SDF format structure
SDF files take a completely different approach, using a flexible block structure that prioritizes chemical information over rigid formatting. Each molecule begins with a header block, followed by a connection table, and ends with property data.
Here's the same molecular information represented in SDF format:
Alanine residue from 1HTM
Converted from PDB format
5 4 0 0 0 0 0 0 0 0999 V2000
20.1540 16.9670 27.4620 N 0 0 0 0 0 0 0 0 0 0 0 0
19.0300 16.0970 26.8490 C 0 0 0 0 0 0 0 0 0 0 0 0
17.6660 16.8170 26.6970 C 0 0 0 0 0 0 0 0 0 0 0 0
17.6570 18.0490 26.5300 O 0 0 0 0 0 0 0 0 0 0 0 0
19.4640 15.5730 25.4810 C 0 0 0 0 0 0 0 0 0 0 0 0
1 2 1 0 0 0 0
2 3 1 0 0 0 0
2 5 1 0 0 0 0
3 4 2 0 0 0 0
M END
> <CHAIN_ID>
A
> <RESIDUE_NAME>
ALA
> <RESIDUE_NUMBER>
1
$$$$
The SDF format explicitly defines molecular connectivity through bond tables (lines starting with atom numbers), while PDB relies on standard residue templates and proximity calculations to infer bonds.
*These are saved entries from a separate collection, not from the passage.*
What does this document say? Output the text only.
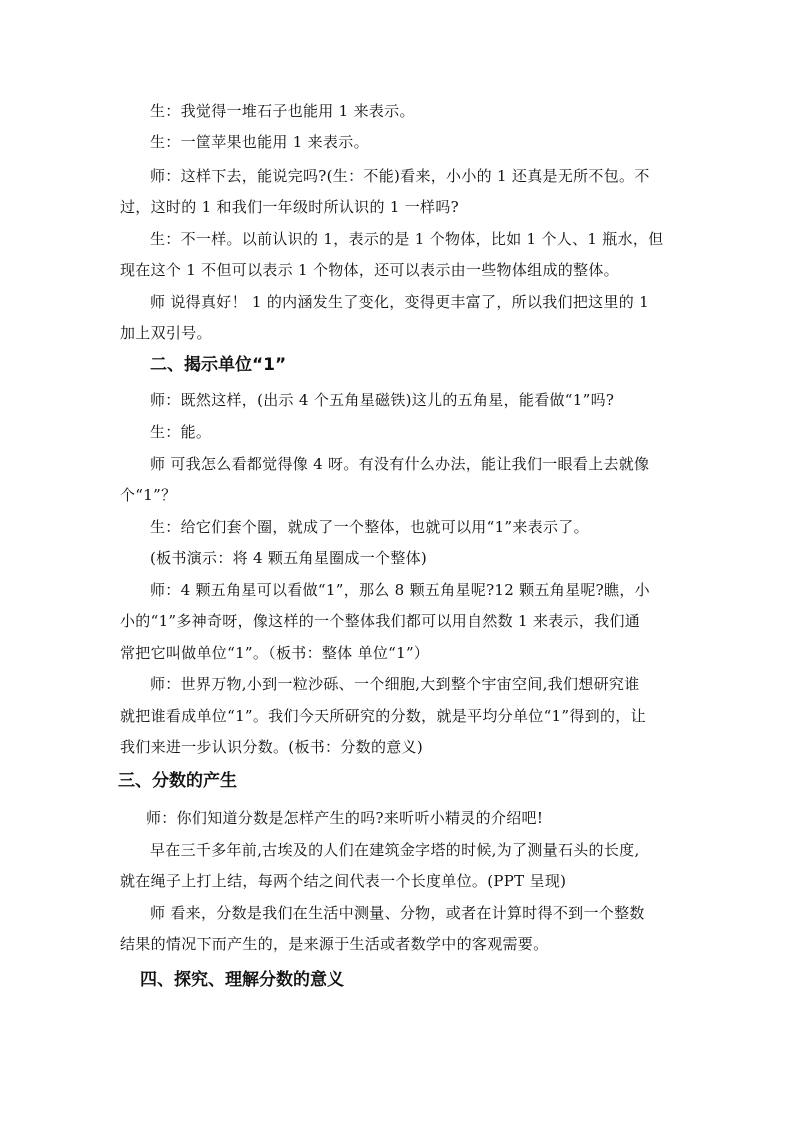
生：我觉得一堆石子也能用 1 来表示。
生：一筐苹果也能用 1 来表示。
师：这样下去，能说完吗?(生：不能)看来，小小的 1 还真是无所不包。不
过，这时的 1 和我们一年级时所认识的 1 一样吗?
生：不一样。以前认识的 1，表示的是 1 个物体，比如 1 个人、1 瓶水，但
现在这个 1 不但可以表示 1 个物体，还可以表示由一些物体组成的整体。
师 说得真好！ 1 的内涵发生了变化，变得更丰富了，所以我们把这里的 1
加上双引号。
二、揭示单位“1”
师：既然这样，(出示 4 个五角星磁铁)这儿的五角星，能看做“1”吗?
生：能。
师 可我怎么看都觉得像 4 呀。有没有什么办法，能让我们一眼看上去就像
个“1”？
生：给它们套个圈，就成了一个整体，也就可以用“1”来表示了。
(板书演示：将 4 颗五角星圈成一个整体)
师：4 颗五角星可以看做“1”，那么 8 颗五角星呢?12 颗五角星呢?瞧，小
小的“1”多神奇呀，像这样的一个整体我们都可以用自然数 1 来表示，我们通
常把它叫做单位“1”。（板书：整体 单位“1”）
师：世界万物,小到一粒沙砾、一个细胞,大到整个宇宙空间,我们想研究谁
就把谁看成单位“1”。我们今天所研究的分数，就是平均分单位“1”得到的，让
我们来进一步认识分数。(板书：分数的意义)
三、分数的产生
师：你们知道分数是怎样产生的吗?来听听小精灵的介绍吧!
早在三千多年前,古埃及的人们在建筑金字塔的时候,为了测量石头的长度,
就在绳子上打上结，每两个结之间代表一个长度单位。(PPT 呈现)
师 看来，分数是我们在生活中测量、分物，或者在计算时得不到一个整数
结果的情况下而产生的，是来源于生活或者数学中的客观需要。
四、探究、理解分数的意义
Format comparison in practice
The fundamental difference becomes apparent when examining how each format handles the same chemical information. PDB treats molecules as collections of atoms with implicit relationships, while SDF treats them as explicit chemical graphs with defined connectivity.
Data Organization: PDB organizes information hierarchically by biological relevance (chain → residue → atom), whereas SDF organizes by chemical connectivity (atoms → bonds → properties). This means a protein chain in PDB becomes multiple separate molecular entries in SDF format.
Coordinate Precision: PDB coordinates are stored as fixed-precision text (3 decimal places), while SDF allows variable precision. This can affect downstream computational chemistry calculations that require high-precision coordinates.
Chemical Context: PDB preserves biological context like secondary structure and experimental conditions, while SDF focuses on chemical properties and molecular descriptors. Converting from PDB to SDF necessarily loses some biological context while gaining chemical specificity.